Dr. Margaret Geller Awarded the 2013 APS Julius Edgar Lilienfeld Prize

Dr. Margaret Geller has been awarded the 2013 Julius Edgar Lilienfeld Prize of the American Physical Society (APS). Established in 1988, the Lilienfeld Prize recognizes a most outstanding contribution to physics. Previous honorees include Alan Guth, Stephen Hawking, David Schramm, Kip Thorne, and Michael Turner.

The citation for Dr. Geller's award reads, "For her pioneering work leading to the discovery of the large-scale structure of the universe and for her extraordinary contributions to science education of diverse audiences around the world." She will receive the Prize at the March 2013 meeting of the APS in Baltimore, Maryland and will give a plenary Lecture.

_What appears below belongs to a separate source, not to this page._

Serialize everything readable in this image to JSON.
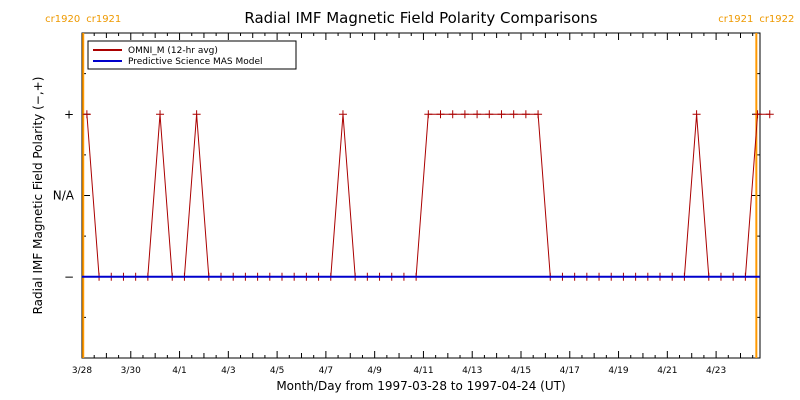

Dr. Geller's pioneering maps of the nearby universe revolutionized cosmological research. On vast scales, galaxies delineate filaments and sheets surrounding or nearly surrounding very low density voids in the galaxy distribution. Together with fluctations in the temperature of the cosmic microwave background, this discovery dramatically changed the way scientists think about the large-scale structure of the universe and continues to provide fundamental observational constraints on the origin and evolution of the universe.

In more than 200 public lectures, Dr. Geller has brought the beauty and the excitement of science to audiences ranging from 50 people at a local public library to more than 5000 at major venues like Chautauqua. Her award-winning films Where the Galaxies Are and So Many Galaxies ... So Little Time have been viewed by millions of people in major science museums worldwide. A current film, "Hectomap," shows the beauty of the large-scale structure from her observations with the MMT on Mt. Hopkins, Arizona and is on display at the National Air and Space Museum in Washington, DC.

Dr. Geller is a member of the National Academy of Sciences and the American Academy of Arts and Sciences. She is a Fellow of the American Association for the Advancement of Science and the American Physical Society. In 1990, Dr. Geller was awarded a MacArthur Fellowship. She has also received the Newcomb-Cleveland Prize from the American Association for the Advancement of Science (1989), the Magellanic Premium from the American Philosophical Society (2008), the James Craig Watson Medal of the National Academy of Sciences (2010), and the Henry Norris Russell Lectureship of the American Astronomical Society (2010).